Provincial and municipal police involved in unofficial checkpoints will be fired and their superiors will be held accountable, National Police Commissioner Hok Lundy warned in a statement Friday.
Municipal and provincial police commissioners were ordered to “arrest those who set [checkpoints] up and bring them to strict punishment by the internal rules and eject them from the national police framework,” Hok Lundy wrote. Mobile police teams were also ordered established in provinces and municipalities to inspect roads on a daily basis to ensure they are free of checkpoints.
The order follows Prime Minister Hun Sen’s statement at a seminar on good governance Thursday, during which he promised once again to end the traditional practice of authorities extorting money from drivers and passengers at illegal checkpoints on the nation’s roads.

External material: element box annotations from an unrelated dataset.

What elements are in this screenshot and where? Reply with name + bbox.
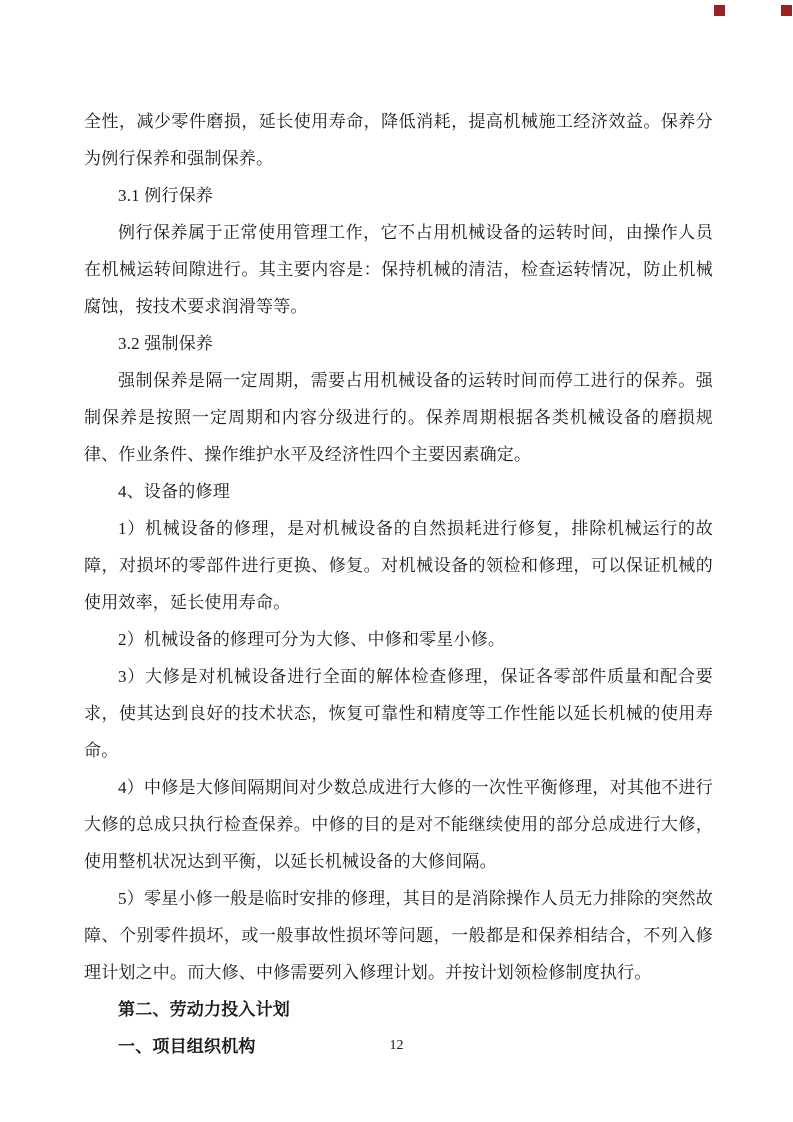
- document-page: 全性，减少零件磨损，延长使用寿命，降低消耗，提高机械施工经济效益。保养分为例行保…: [0, 0, 793, 1122]
- document-body: 全性，减少零件磨损，延长使用寿命，降低消耗，提高机械施工经济效益。保养分为例行保…: [84, 103, 713, 1065]
- paragraph: 3）大修是对机械设备进行全面的解体检查修理，保证各零部件质量和配合要求，使其达到…: [84, 658, 713, 769]
- red-square-marker: [781, 5, 792, 16]
- paragraph-continuation: 全性，减少零件磨损，延长使用寿命，降低消耗，提高机械施工经济效益。保养分为例行保…: [84, 103, 713, 177]
- subheading-3-1: 3.1 例行保养: [84, 177, 713, 214]
- paragraph: 1）机械设备的修理，是对机械设备的自然损耗进行修复，排除机械运行的故障，对损坏的…: [84, 510, 713, 621]
- subheading-4: 4、设备的修理: [84, 473, 713, 510]
- paragraph: 例行保养属于正常使用管理工作，它不占用机械设备的运转时间，由操作人员在机械运转间…: [84, 214, 713, 325]
- red-square-marker: [714, 5, 725, 16]
- subheading-3-2: 3.2 强制保养: [84, 325, 713, 362]
- section-heading-labor-plan: 第二、劳动力投入计划: [84, 991, 713, 1028]
- paragraph: 5）零星小修一般是临时安排的修理，其目的是消除操作人员无力排除的突然故障、个别零…: [84, 880, 713, 991]
- paragraph: 4）中修是大修间隔期间对少数总成进行大修的一次性平衡修理，对其他不进行大修的总成…: [84, 769, 713, 880]
- page-number: 12: [0, 1037, 793, 1055]
- paragraph: 强制保养是隔一定周期，需要占用机械设备的运转时间而停工进行的保养。强制保养是按照…: [84, 362, 713, 473]
- paragraph: 2）机械设备的修理可分为大修、中修和零星小修。: [84, 621, 713, 658]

Hun Sen berated police and military officials who he said adorned themselves with the stripes and stars of high rank on holidays, yet could not keep public roads open for travelers.

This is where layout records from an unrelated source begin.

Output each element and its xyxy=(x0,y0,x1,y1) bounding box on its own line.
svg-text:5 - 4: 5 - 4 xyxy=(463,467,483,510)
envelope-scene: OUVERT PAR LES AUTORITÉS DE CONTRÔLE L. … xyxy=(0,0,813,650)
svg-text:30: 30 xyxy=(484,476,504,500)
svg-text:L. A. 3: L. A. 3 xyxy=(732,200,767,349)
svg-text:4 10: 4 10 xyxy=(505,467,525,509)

Phnom Penh municipal police Chief Heng Pov said Friday that the orders also extended to the capital’s ubiquitous traffic police.
Any payment to blue-uniformed traffic police must be accompanied with a receipt, Heng Pov said. “This is not allowed to exist any longer…If [traffic police] intentionally violate the law, they would face strict punishment by the law. The prime minister raised this matter,” he said.

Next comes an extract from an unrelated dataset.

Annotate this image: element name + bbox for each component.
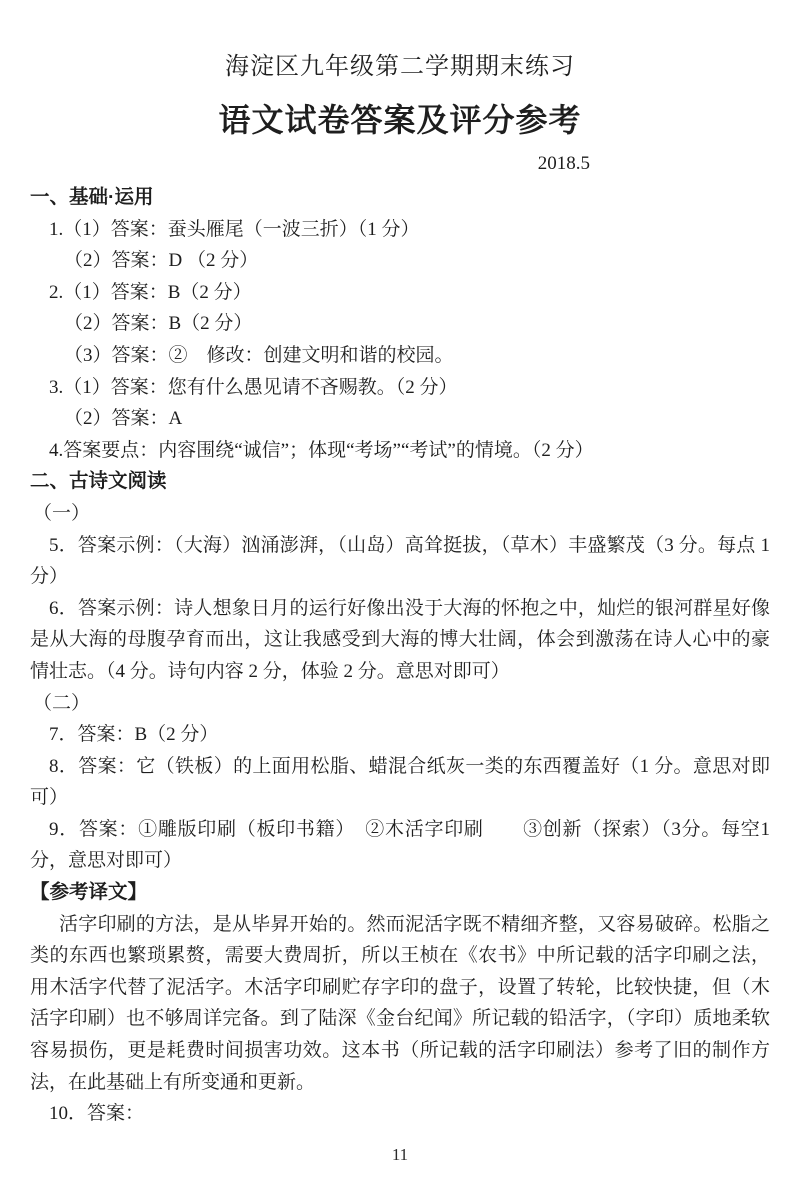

Several taxi drivers on Friday welcomed the premier’s vow, but were skeptical that the momentum would last.
“In at least three months, when the premier forgets once again, they will come back,” said driver Chhiv Sopheap. “It won’t take long, because the police need money.”
A second taxi driver, who declined to give his name, said the worst culprits are customs officers and the economic police department. “If I do not give them money, they would confiscate my car. They extort money from innocent people like they were animals,” he said.